Das ist kein Wunder. Auf der Suche nach dem Paradies, als Reaktion auf Schmerz und Verletzung baut jeder Mensch seine Traumschlösser auf. So sollte die Welt sein und so ist sie erträglich. Als Kind muss er oder sie das. Keine andere Chance. Als Erwachsener stehen dann diese Traumschlösser im Wege herum. Gewohnheitsmäßig bezieht man sie dennoch, wenn die Anforderungen des Lebens und die inneren Spannungen übergroß werden. Solche Fata Morganas fühlen sich eine Zeit gut an – aber man lebt in einer künstlichen Welt. Gewollt und bezogen durch eine eigene Entscheidung. Aber das Leben kommt von vorn und türmt sich in solchen Fluchtzeiten immer bedrohlicher als Brecher vor einem auf…

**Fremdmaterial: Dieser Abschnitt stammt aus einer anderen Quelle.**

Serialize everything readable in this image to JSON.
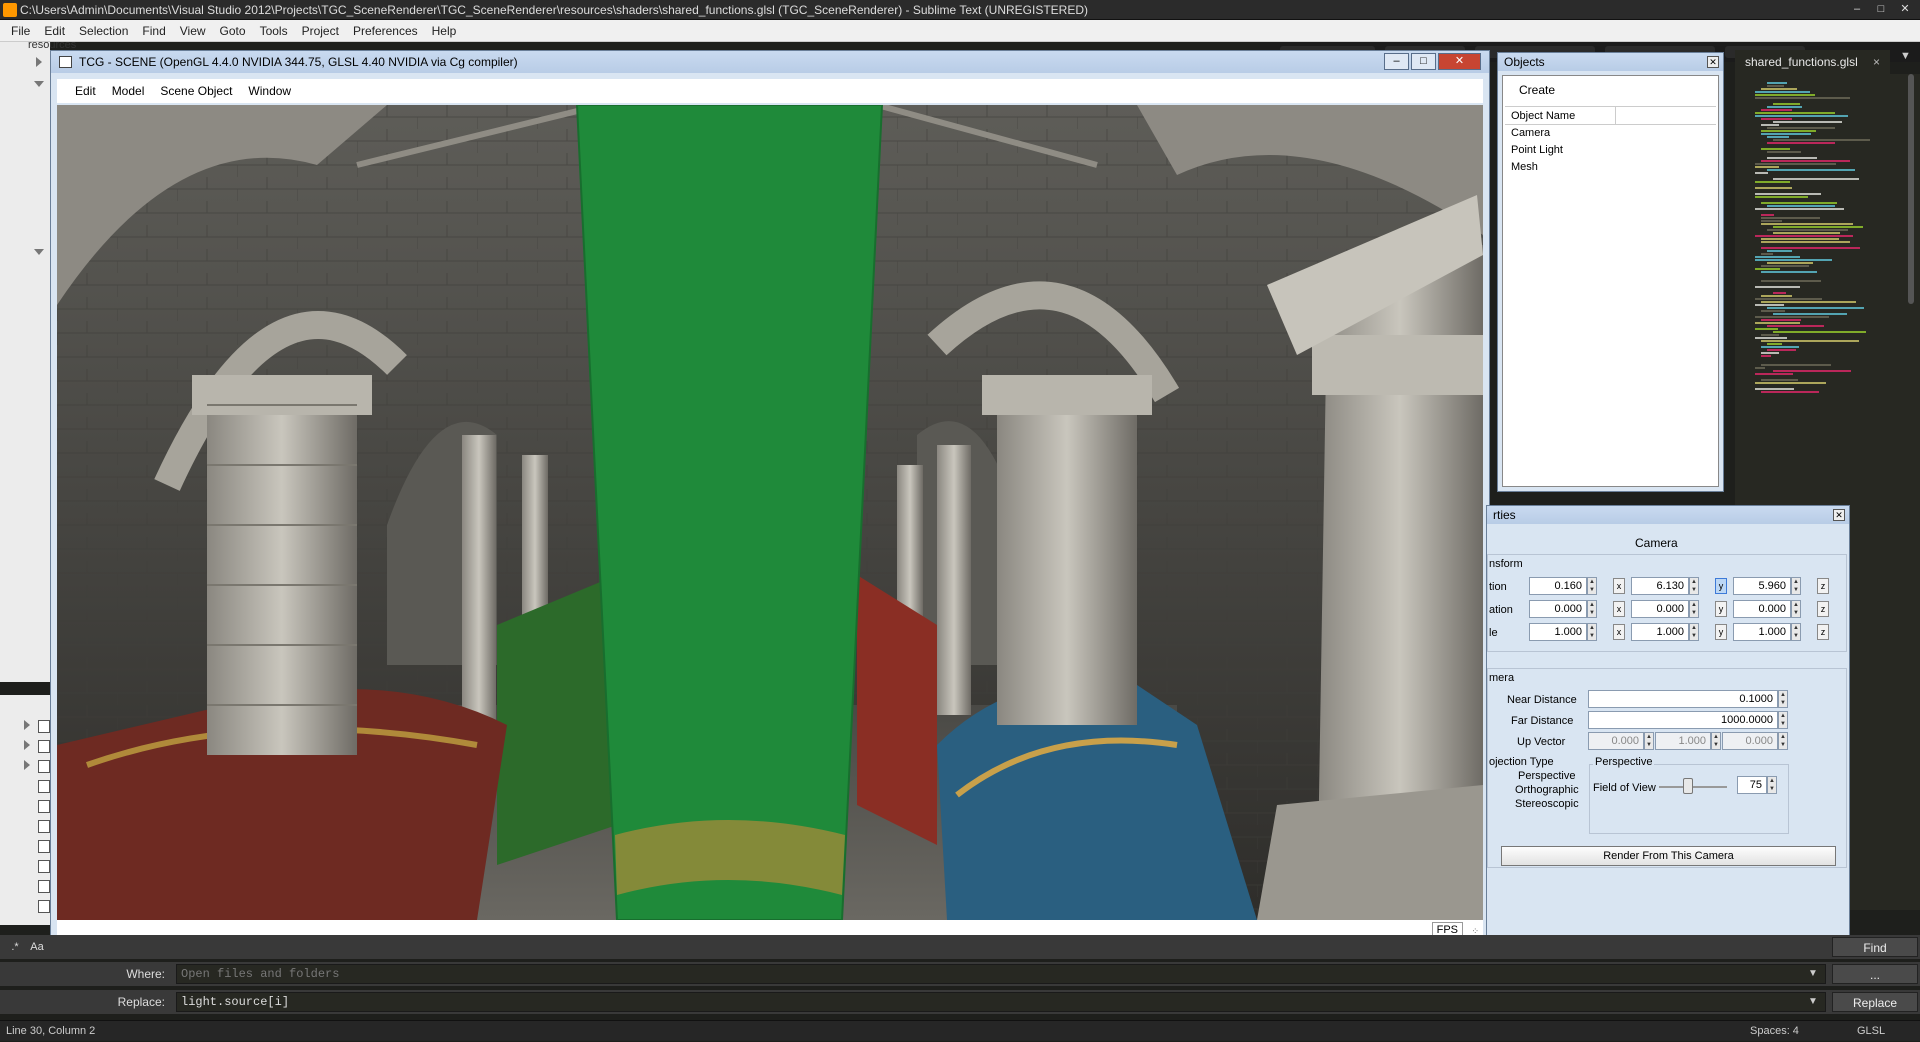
{
  "sublime": {
    "title": "C:\\Users\\Admin\\Documents\\Visual Studio 2012\\Projects\\TGC_SceneRenderer\\TGC_SceneRenderer\\resources\\shaders\\shared_functions.glsl (TGC_SceneRenderer) - Sublime Text (UNREGISTERED)",
    "menu": [
      "File",
      "Edit",
      "Selection",
      "Find",
      "View",
      "Goto",
      "Tools",
      "Project",
      "Preferences",
      "Help"
    ],
    "sidebar_folder": "resources",
    "active_tab": "shared_functions.glsl",
    "find_button": "Find",
    "where_label": "Where:",
    "where_placeholder": "Open files and folders",
    "where_button": "...",
    "replace_label": "Replace:",
    "replace_value": "light.source[i]",
    "replace_button": "Replace",
    "status": {
      "position": "Line 30, Column 2",
      "spaces": "Spaces: 4",
      "syntax": "GLSL"
    }
  },
  "tcg": {
    "title": "TCG - SCENE (OpenGL 4.4.0 NVIDIA 344.75, GLSL 4.40 NVIDIA via Cg compiler)",
    "menu": [
      "Edit",
      "Model",
      "Scene Object",
      "Window"
    ],
    "fps_label": "FPS"
  },
  "objects_panel": {
    "title": "Objects",
    "create_label": "Create",
    "column_header": "Object Name",
    "items": [
      "Camera",
      "Point Light",
      "Mesh"
    ]
  },
  "properties_panel": {
    "title": "rties",
    "object_name": "Camera",
    "transform_label": "nsform",
    "position_label": "tion",
    "rotation_label": "ation",
    "scale_label": "le",
    "position": [
      "0.160",
      "6.130",
      "5.960"
    ],
    "rotation": [
      "0.000",
      "0.000",
      "0.000"
    ],
    "scale": [
      "1.000",
      "1.000",
      "1.000"
    ],
    "axes": [
      "x",
      "y",
      "z"
    ],
    "camera_label": "mera",
    "near_label": "Near Distance",
    "near_value": "0.1000",
    "far_label": "Far Distance",
    "far_value": "1000.0000",
    "up_label": "Up Vector",
    "up_vector": [
      "0.000",
      "1.000",
      "0.000"
    ],
    "projection_label": "ojection Type",
    "projection_options": [
      "Perspective",
      "Orthographic",
      "Stereoscopic"
    ],
    "perspective_group": "Perspective",
    "fov_label": "Field of View",
    "fov_value": "75",
    "fov_slider_fraction": 0.42,
    "render_button": "Render From This Camera"
  }
}
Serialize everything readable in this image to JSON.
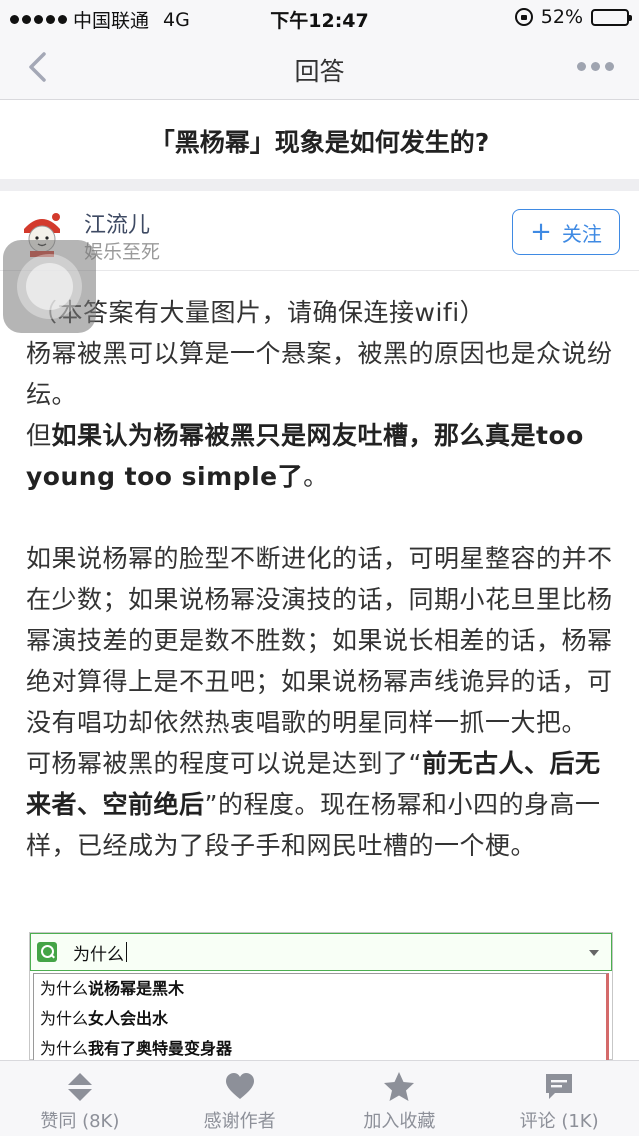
{
  "status_bar": {
    "carrier": "中国联通",
    "network": "4G",
    "time": "下午12:47",
    "battery": "52%",
    "battery_level": 0.52
  },
  "nav": {
    "title": "回答"
  },
  "question": {
    "title": "「黑杨幂」现象是如何发生的?"
  },
  "author": {
    "name": "江流儿",
    "bio": "娱乐至死",
    "follow_label": "关注"
  },
  "answer": {
    "p1": "（本答案有大量图片，请确保连接wifi）",
    "p2": "杨幂被黑可以算是一个悬案，被黑的原因也是众说纷纭。",
    "p3_pre": "但",
    "p3_bold": "如果认为杨幂被黑只是网友吐槽，那么真是too young too simple了",
    "p3_post": "。",
    "p4": "如果说杨幂的脸型不断进化的话，可明星整容的并不在少数；如果说杨幂没演技的话，同期小花旦里比杨幂演技差的更是数不胜数；如果说长相差的话，杨幂绝对算得上是不丑吧；如果说杨幂声线诡异的话，可没有唱功却依然热衷唱歌的明星同样一抓一大把。",
    "p5_a": "可杨幂被黑的程度可以说是达到了“",
    "p5_bold": "前无古人、后无来者、空前绝后",
    "p5_b": "”的程度。现在杨幂和小四的身高一样，已经成为了段子手和网民吐槽的一个梗。"
  },
  "embedded_image": {
    "query": "为什么",
    "suggestions": [
      {
        "prefix": "为什么",
        "bold": "说杨幂是黑木"
      },
      {
        "prefix": "为什么",
        "bold": "女人会出水"
      },
      {
        "prefix": "为什么",
        "bold": "我有了奥特曼变身器"
      }
    ]
  },
  "tab_bar": {
    "items": [
      {
        "label": "赞同 (8K)",
        "icon": "vote-arrows-icon"
      },
      {
        "label": "感谢作者",
        "icon": "heart-icon"
      },
      {
        "label": "加入收藏",
        "icon": "star-icon"
      },
      {
        "label": "评论 (1K)",
        "icon": "comment-icon"
      }
    ],
    "icon_color": "#8d9099"
  },
  "colors": {
    "accent": "#3f8ae3",
    "author_name": "#3e4a63"
  }
}
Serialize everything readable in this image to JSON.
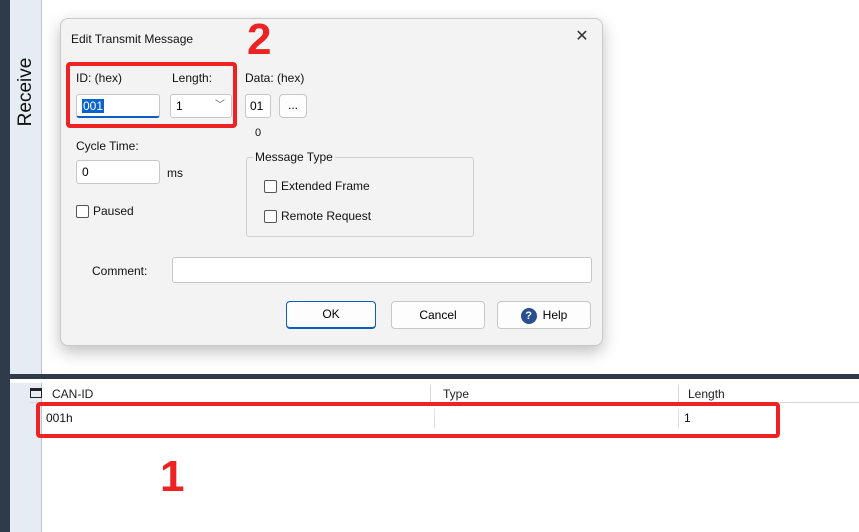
{
  "receive_panel": {
    "label": "Receive"
  },
  "dialog": {
    "title": "Edit Transmit Message",
    "close_glyph": "✕",
    "id_label": "ID: (hex)",
    "id_value": "001",
    "length_label": "Length:",
    "length_value": "1",
    "data_label": "Data: (hex)",
    "data_byte_value": "01",
    "data_byte_index": "0",
    "data_more_button": "...",
    "cycle_time_label": "Cycle Time:",
    "cycle_time_value": "0",
    "cycle_time_unit": "ms",
    "paused_label": "Paused",
    "message_type_label": "Message Type",
    "extended_frame_label": "Extended Frame",
    "remote_request_label": "Remote Request",
    "comment_label": "Comment:",
    "comment_value": "",
    "ok_button": "OK",
    "cancel_button": "Cancel",
    "help_button": "Help",
    "help_icon_glyph": "?"
  },
  "table": {
    "columns": [
      "CAN-ID",
      "Type",
      "Length"
    ],
    "rows": [
      {
        "can_id": "001h",
        "type": "",
        "length": "1"
      }
    ]
  },
  "annotations": {
    "marker_1": "1",
    "marker_2": "2",
    "color": "#ee2222"
  },
  "icons": {
    "close": "close-icon",
    "dropdown": "chevron-down-icon",
    "help": "help-icon",
    "table_header": "window-icon"
  }
}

Gott begegnet seinen Kindern nicht in einer Traumwelt, sondern mitten in der Realität. So schmeckt paradoxerweise die eigene Traumwelt irgendwann schal wie ein zu lange geöffneter Rotwein – während Gott die manchmal harte und schmerzende Realität durch seine Gegenwart schmackhaft und leidenschaftlich machen will.

Was macht das? Die Liebe des Vaters. Er will dir begegnen wie du bist. Mitten in der Scheiße. Er verweigert sich den Traumschlössern und der Suche nach dem Paradies – bis du wieder anfängst, das alles in IHM zu suchen. Mitten im Leben. Nicht in der Fata Morgana.